Bu otoriteye “Yunanistan’ın günahkâr krallığı” denir ve rolü onlara “Senin Tora’nı unutturmak ve onları Senin arzunun yasalarından ayırmaktır”. Bu demektir ki, bu hükümranlık özellikle mantık dahilinde olmalıdır. Kuleyi koruyan duvarın aşılmasına neden olan şey de budur. “Kule”, insanın içinde Yaradan’ın yüceliğinin belli bir ölçüsü olduğu anlamına gelir. Bu “duvara” “mantık ötesi inanç” denir ve özellikle mantık ötesi inanç sayesinde kişi Yaradan’ın yüceliğini hissedebilir ve Yaradan’ın yüceliğini kendine tasvir edebilir.
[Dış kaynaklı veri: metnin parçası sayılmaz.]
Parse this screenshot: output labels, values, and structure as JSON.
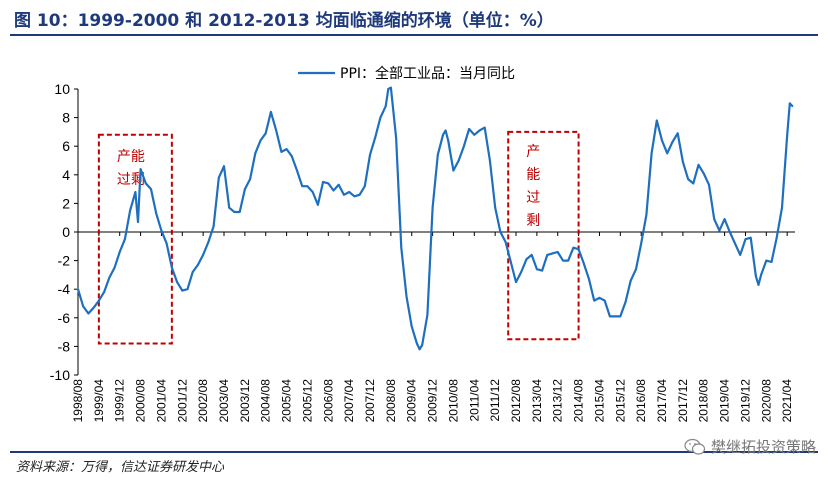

Kişi Yaratan’ın yüceliğini hissettiğinde, “meşalenin önündeki bir mum gibi” O’nun önünde iptal olur. Ama Yunanlılar, mantığın ötesine geçmelerine izin vermeyen mantık dahilindeki hakimiyet anlamına gelen “kulelerimin duvarlarını yıkmak” olarak kabul edilir. Başka bir deyişle, bir duvar olan mantık ötesi inancı. Bu duvarın içinde kuleler inşa edebiliriz, yani “bir kule” olarak adlandırılan Yaratan’ın yüceliğini edinebiliriz. Demek ki, özellikle mantık ötesi inanç sayesinde “Keduşa’nın mantığı” ile ödüllendiriliriz.

Dolayısıyla, Yaradan’ın yüceliğini hissederek ödüllendirilen insanın yüceliği, özellikle kendini alçaltmasıyla, yani aklını alçaltmasıyla gelir. O zaman “Keduşa’nın aklı” olarak adlandırılan Yaradan’ın yüceliğiyle ödüllendirilebilir.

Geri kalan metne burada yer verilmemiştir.